Phylogenomic data have rapidly accumulated and been broadly used for resolving phylogenetic relationships in the last few years. In the present study, fifteen full plastid genomes of 14 Cornales species were sequenced to investigate the phylogenetic relationships and plastome evolution of Cornales. Comparative analysis of the plastid genomes revealed that plastomes of the order have a conserved collinear structure with identical gene content and order. Two genes (rpl22 and ycf15) contained premature stop codons in seven and five species respectively. Plastid genomes showed strong potential for resolving phylogenetic relationships within Cornales, both for the interfamily and intrafamily relationships, with very strong support.
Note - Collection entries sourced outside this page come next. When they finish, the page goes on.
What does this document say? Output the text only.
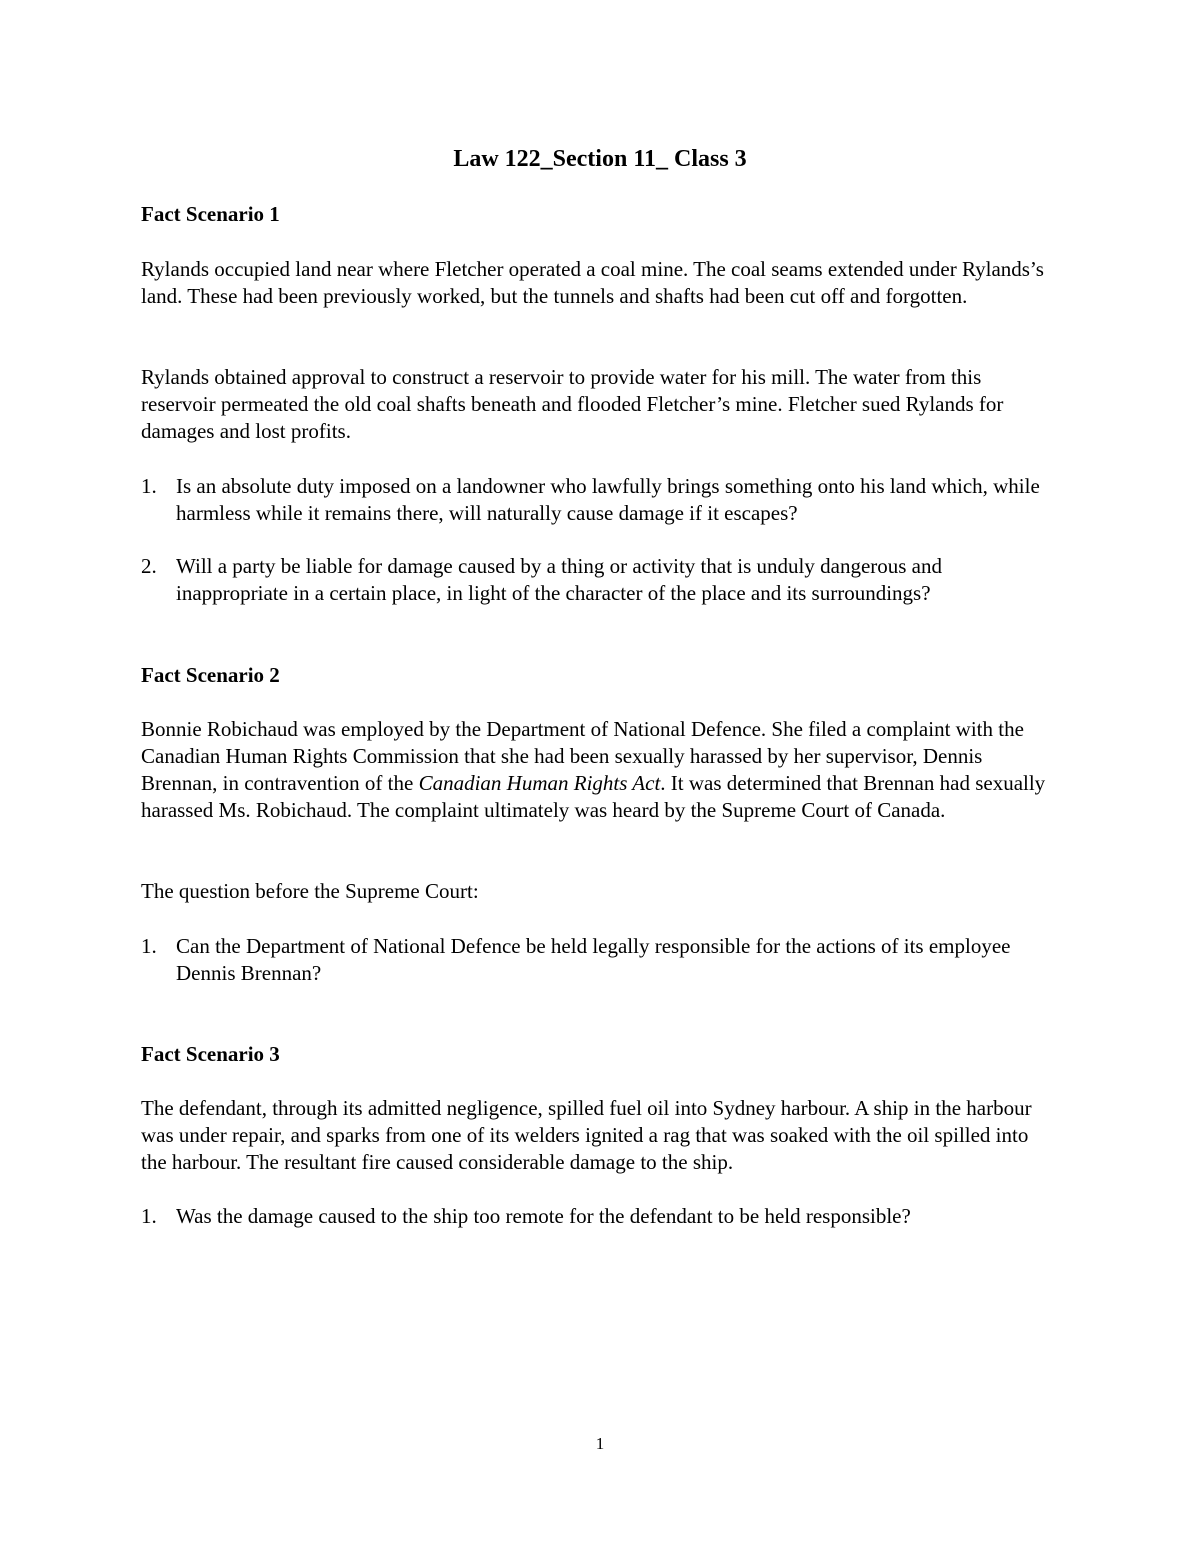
Law 122_Section 11_ Class 3
Fact Scenario 1

Rylands occupied land near where Fletcher operated a coal mine. The coal seams extended under Rylands’s land. These had been previously worked, but the tunnels and shafts had been cut off and forgotten.

Rylands obtained approval to construct a reservoir to provide water for his mill. The water from this reservoir permeated the old coal shafts beneath and flooded Fletcher’s mine. Fletcher sued Rylands for damages and lost profits.

1. Is an absolute duty imposed on a landowner who lawfully brings something onto his land which, while harmless while it remains there, will naturally cause damage if it escapes?
2. Will a party be liable for damage caused by a thing or activity that is unduly dangerous and inappropriate in a certain place, in light of the character of the place and its surroundings?
Fact Scenario 2

Bonnie Robichaud was employed by the Department of National Defence. She filed a complaint with the Canadian Human Rights Commission that she had been sexually harassed by her supervisor, Dennis Brennan, in contravention of the Canadian Human Rights Act. It was determined that Brennan had sexually harassed Ms. Robichaud. The complaint ultimately was heard by the Supreme Court of Canada.

The question before the Supreme Court:

1. Can the Department of National Defence be held legally responsible for the actions of its employee Dennis Brennan?
Fact Scenario 3

The defendant, through its admitted negligence, spilled fuel oil into Sydney harbour. A ship in the harbour was under repair, and sparks from one of its welders ignited a rag that was soaked with the oil spilled into the harbour. The resultant fire caused considerable damage to the ship.

1. Was the damage caused to the ship too remote for the defendant to be held responsible?

1
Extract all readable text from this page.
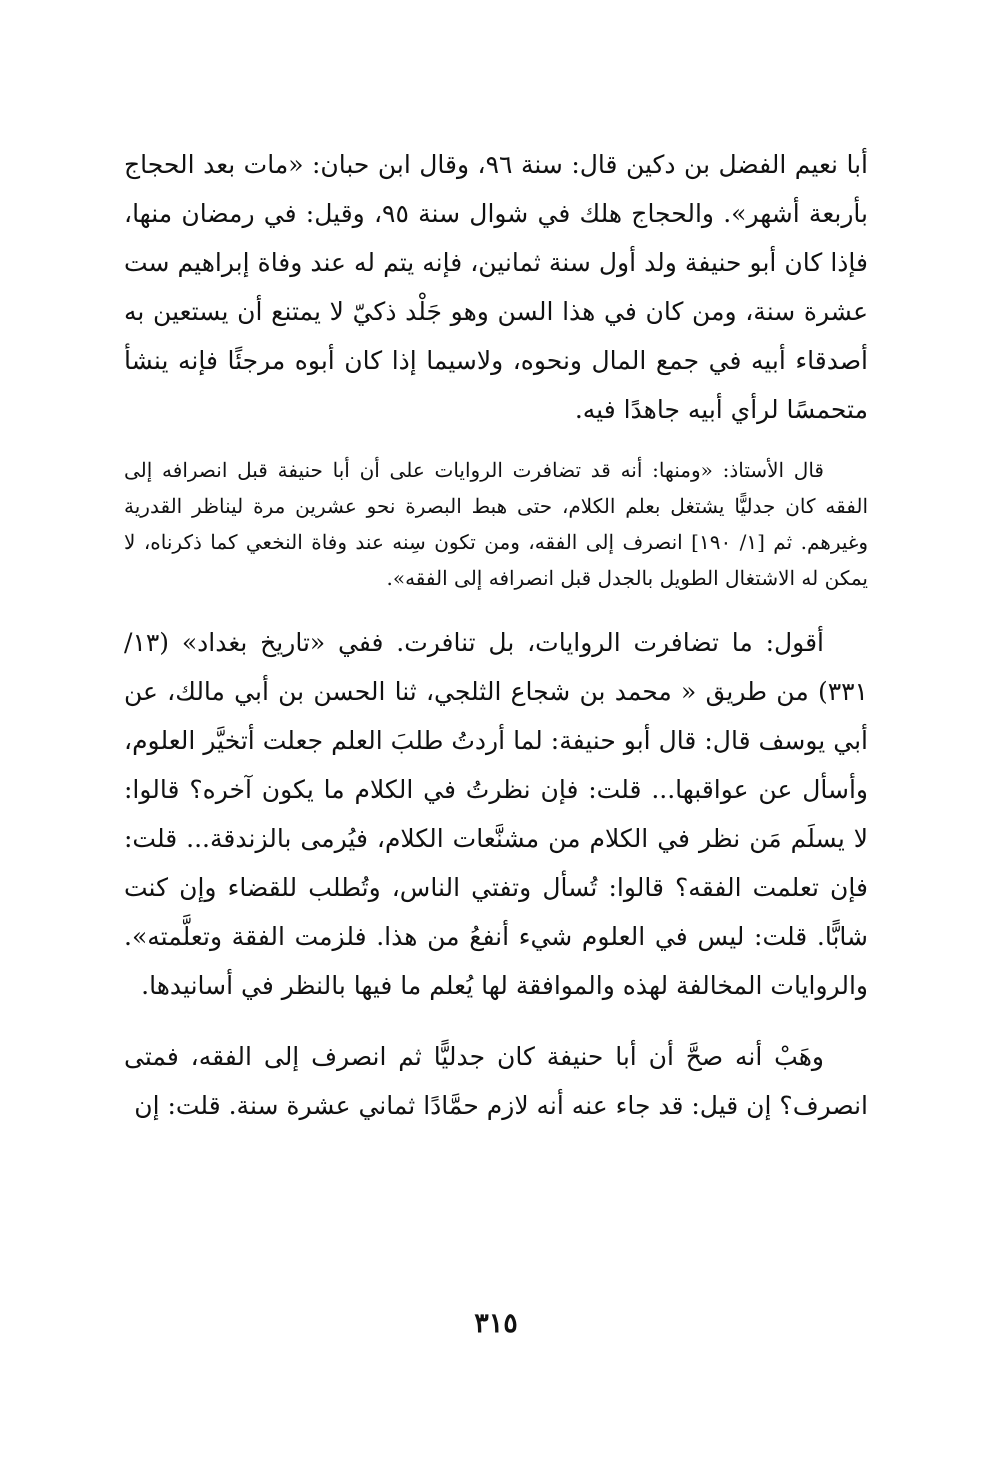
أبا نعيم الفضل بن دكين قال: سنة ٩٦، وقال ابن حبان: «مات بعد الحجاج بأربعة أشهر». والحجاج هلك في شوال سنة ٩٥، وقيل: في رمضان منها، فإذا كان أبو حنيفة ولد أول سنة ثمانين، فإنه يتم له عند وفاة إبراهيم ست عشرة سنة، ومن كان في هذا السن وهو جَلْد ذكيّ لا يمتنع أن يستعين به أصدقاء أبيه في جمع المال ونحوه، ولاسيما إذا كان أبوه مرجئًا فإنه ينشأ متحمسًا لرأي أبيه جاهدًا فيه.

قال الأستاذ: «ومنها: أنه قد تضافرت الروايات على أن أبا حنيفة قبل انصرافه إلى الفقه كان جدليًّا يشتغل بعلم الكلام، حتى هبط البصرة نحو عشرين مرة ليناظر القدرية وغيرهم. ثم [١/ ١٩٠] انصرف إلى الفقه، ومن تكون سِنه عند وفاة النخعي كما ذكرناه، لا يمكن له الاشتغال الطويل بالجدل قبل انصرافه إلى الفقه».

أقول: ما تضافرت الروايات، بل تنافرت. ففي «تاريخ بغداد» (١٣/ ٣٣١) من طريق « محمد بن شجاع الثلجي، ثنا الحسن بن أبي مالك، عن أبي يوسف قال: قال أبو حنيفة: لما أردتُ طلبَ العلم جعلت أتخيَّر العلوم، وأسأل عن عواقبها... قلت: فإن نظرتُ في الكلام ما يكون آخره؟ قالوا: لا يسلَم مَن نظر في الكلام من مشنَّعات الكلام، فيُرمى بالزندقة... قلت: فإن تعلمت الفقه؟ قالوا: تُسأل وتفتي الناس، وتُطلب للقضاء وإن كنت شابًّا. قلت: ليس في العلوم شيء أنفعُ من هذا. فلزمت الفقة وتعلَّمته». والروايات المخالفة لهذه والموافقة لها يُعلم ما فيها بالنظر في أسانيدها.

وهَبْ أنه صحَّ أن أبا حنيفة كان جدليًّا ثم انصرف إلى الفقه، فمتى انصرف؟ إن قيل: قد جاء عنه أنه لازم حمَّادًا ثماني عشرة سنة. قلت: إن

٣١٥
Different partitioning schemes and filtering strategies (none, light and strict) of sequence data sets have no effect on phylogenetic relationships. The topology recovered from coding and noncoding data sets was likewise identical to that for the whole plastome. However, the coding data set provided lower support values than the latter two data sets. Mutational hotspots and highly informative regions of Cornales were identified. All data presented here are fundamental to phylogenomic analyses of Cornales, and will be a useful genomic resource for future studies of evolutionary biology.